Q

Killing the session through an AFTER LOGON trigger

This is related to your answer on AFTER LOGON trigger. One can not kill its own session! Right. If this is so,

then how could you kill a session through an AFTER LOGON trigger? The trigger is executed by the current session. So you cannot kill the same session through AFTER LOGON trigger.

You are correct, to a point. One cannot kill its own session. But the effect is the same. I created the following trigger:

CREATE OR REPLACE TRIGGER my_after_logon 
AFTER LOGON ON DATABASE 
DECLARE 
   usernm VARCHAR2(50); 
   sid    NUMBER; 
   serial NUMBER; 
BEGIN 
   -- Get username 
   SELECT user INTO usernm FROM dual; 
   -- Get SID and SERIAL# of this current session 
   SELECT sid,serial# INTO sid,serial 
      FROM v$session WHERE 
audsid=SYS_CONTEXT('userenv','sessionid'); 
   -- Do we drop this user? 
   IF usernm='DROPME' THEN 
      EXECUTE IMMEDIATE 'ALTER SYSTEM KILL SESSION 
'''||sid||','||serial||''''; 
   END IF; 
END; 
/ 
If all goes well, then when DROPME signs on, their session will be terminated. To prove the concept, see the following:
ORA9I SQL> connect dropme/dropme 
ERROR: 
ORA-00604: error occurred at recursive SQL level 1 
ORA-00027: cannot kill current session 
ORA-06512: at line 13 

Warning: You are no longer connected to ORACLE. 
ORA9I SQL> select * from all_users; 
SP2-0640: Not connected 
This trigger attempted to kill the current session. We know that this is not allowed. This can be verified by the ORA-00027 error message. But the AFTER LOGON trigger did not complete succesfully. So the logon attempt was denied as can be verified by the SP2-0640 error message.

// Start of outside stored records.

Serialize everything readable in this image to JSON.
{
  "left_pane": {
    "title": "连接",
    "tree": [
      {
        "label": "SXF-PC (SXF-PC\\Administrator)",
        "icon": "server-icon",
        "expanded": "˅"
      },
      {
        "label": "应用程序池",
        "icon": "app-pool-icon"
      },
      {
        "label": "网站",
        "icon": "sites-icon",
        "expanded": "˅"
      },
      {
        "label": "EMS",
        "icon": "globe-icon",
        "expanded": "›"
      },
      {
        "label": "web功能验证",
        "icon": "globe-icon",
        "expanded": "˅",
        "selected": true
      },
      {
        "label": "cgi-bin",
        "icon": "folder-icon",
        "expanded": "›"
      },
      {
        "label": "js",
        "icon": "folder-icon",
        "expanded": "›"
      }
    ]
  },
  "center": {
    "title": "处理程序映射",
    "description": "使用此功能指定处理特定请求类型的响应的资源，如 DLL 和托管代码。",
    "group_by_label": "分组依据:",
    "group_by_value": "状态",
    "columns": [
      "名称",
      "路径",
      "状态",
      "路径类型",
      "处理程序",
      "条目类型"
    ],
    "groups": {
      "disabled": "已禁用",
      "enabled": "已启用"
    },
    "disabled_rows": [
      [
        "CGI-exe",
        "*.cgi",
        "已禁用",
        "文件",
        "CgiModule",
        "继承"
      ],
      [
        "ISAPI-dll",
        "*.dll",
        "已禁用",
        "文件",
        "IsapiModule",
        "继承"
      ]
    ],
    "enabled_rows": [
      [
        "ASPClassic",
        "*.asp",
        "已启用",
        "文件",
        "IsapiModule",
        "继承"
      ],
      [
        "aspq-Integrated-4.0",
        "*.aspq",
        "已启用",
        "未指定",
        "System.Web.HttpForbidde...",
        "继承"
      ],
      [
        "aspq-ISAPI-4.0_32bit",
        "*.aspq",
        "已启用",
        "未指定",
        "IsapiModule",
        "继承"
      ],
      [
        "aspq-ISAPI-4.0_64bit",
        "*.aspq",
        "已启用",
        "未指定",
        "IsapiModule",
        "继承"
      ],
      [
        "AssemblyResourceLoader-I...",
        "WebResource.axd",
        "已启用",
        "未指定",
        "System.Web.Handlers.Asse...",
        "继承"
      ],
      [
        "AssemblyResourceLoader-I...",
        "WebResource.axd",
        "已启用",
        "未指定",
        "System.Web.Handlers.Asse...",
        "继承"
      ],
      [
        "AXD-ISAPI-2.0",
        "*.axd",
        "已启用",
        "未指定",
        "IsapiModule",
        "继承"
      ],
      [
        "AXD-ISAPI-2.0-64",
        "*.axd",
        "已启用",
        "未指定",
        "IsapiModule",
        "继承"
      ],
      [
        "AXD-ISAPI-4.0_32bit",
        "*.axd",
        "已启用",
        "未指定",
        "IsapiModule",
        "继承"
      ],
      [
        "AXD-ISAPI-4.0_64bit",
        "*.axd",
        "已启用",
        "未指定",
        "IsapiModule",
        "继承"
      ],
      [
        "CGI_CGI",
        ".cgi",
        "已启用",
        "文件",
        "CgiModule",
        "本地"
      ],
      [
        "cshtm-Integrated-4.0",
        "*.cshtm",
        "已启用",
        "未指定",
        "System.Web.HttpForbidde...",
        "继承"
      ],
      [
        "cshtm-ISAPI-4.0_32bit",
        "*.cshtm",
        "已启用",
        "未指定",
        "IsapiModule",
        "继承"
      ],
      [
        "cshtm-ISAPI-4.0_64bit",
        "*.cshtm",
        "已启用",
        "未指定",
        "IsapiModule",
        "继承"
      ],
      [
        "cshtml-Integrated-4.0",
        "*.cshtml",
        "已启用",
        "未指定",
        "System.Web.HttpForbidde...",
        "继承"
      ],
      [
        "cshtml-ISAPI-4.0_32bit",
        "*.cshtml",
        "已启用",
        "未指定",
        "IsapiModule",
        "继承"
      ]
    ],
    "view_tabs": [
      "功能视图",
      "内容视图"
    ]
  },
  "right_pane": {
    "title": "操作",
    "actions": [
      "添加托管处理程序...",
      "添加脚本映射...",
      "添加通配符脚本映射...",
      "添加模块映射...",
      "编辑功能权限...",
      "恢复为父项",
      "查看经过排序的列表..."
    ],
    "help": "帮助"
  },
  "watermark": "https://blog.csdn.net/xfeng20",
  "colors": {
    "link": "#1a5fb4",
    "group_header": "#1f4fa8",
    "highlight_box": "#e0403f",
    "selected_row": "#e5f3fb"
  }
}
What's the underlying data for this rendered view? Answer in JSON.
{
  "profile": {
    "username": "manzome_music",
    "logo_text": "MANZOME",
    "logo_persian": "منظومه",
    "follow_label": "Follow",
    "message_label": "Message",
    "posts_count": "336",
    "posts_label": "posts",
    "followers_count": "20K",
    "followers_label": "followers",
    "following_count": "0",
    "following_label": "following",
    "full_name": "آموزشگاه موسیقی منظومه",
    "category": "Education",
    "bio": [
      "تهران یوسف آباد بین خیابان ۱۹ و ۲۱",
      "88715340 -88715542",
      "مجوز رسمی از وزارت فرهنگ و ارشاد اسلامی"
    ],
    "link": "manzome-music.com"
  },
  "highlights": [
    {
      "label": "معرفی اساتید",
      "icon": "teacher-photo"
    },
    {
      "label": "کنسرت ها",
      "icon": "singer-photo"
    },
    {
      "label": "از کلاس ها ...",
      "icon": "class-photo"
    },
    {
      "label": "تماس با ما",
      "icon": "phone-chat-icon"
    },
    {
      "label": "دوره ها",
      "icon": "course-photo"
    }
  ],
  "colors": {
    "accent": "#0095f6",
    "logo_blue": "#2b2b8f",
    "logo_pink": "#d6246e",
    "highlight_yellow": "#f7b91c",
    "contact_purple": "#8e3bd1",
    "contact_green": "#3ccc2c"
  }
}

I personally don't like resorting to this AFTER LOGON trigger that I created. So I modified it slightly. This time, if the DROPME user connects to the database, then an application error is raised, indicating that this user cannot connect. The modified trigger appears below:

CREATE OR REPLACE TRIGGER my_after_logon 
AFTER LOGON ON DATABASE 
DECLARE 
   usernm VARCHAR2(50); 
   sid    NUMBER; 
   serial NUMBER; 
   e_nologon EXCEPTION; 
BEGIN 
   -- Get username 
   SELECT user INTO usernm FROM dual; 
   -- Get SID and SERIAL# of this current session 
   SELECT sid,serial# INTO sid,serial 
      FROM v$session WHERE 
audsid=SYS_CONTEXT('userenv','sessionid'); 
   -- Do we drop this user? 
   IF usernm='DROPME' THEN 
      RAISE e_nologon; 
   END IF; 
EXCEPTION 
   WHEN e_nologon THEN 
      RAISE_APPLICATION_ERROR(-20001,'This user not 
allowed to login'); 
END; 
/ 
Now, we attempt to connect as the DROPME user:
ORA9I SQL> connect dropme/dropme 
ERROR: 
ORA-00604: error occurred at recursive SQL level 1 
ORA-20001: This user not allowed to login 
ORA-06512: at line 18 

Warning: You are no longer connected to ORACLE. 
Notice this time, the ORA-20001 error is raised, with the appropriate error message. This may be more of what you are looking for.

But personally, I wouldn't even dream of using a trigger to control who can and cannot logon to the database. That is precisely what the CREATE SESSION privilige is for. Revoke this privilege from the users you don't want to access the database and they will see the following:

ORA9I SQL> connect dropme/dropme 
ERROR: 
ORA-01045: user DROPME lacks CREATE SESSION privilege; 
logon denied 

Warning: You are no longer connected to ORACLE. 
One can also LOCK the account in question.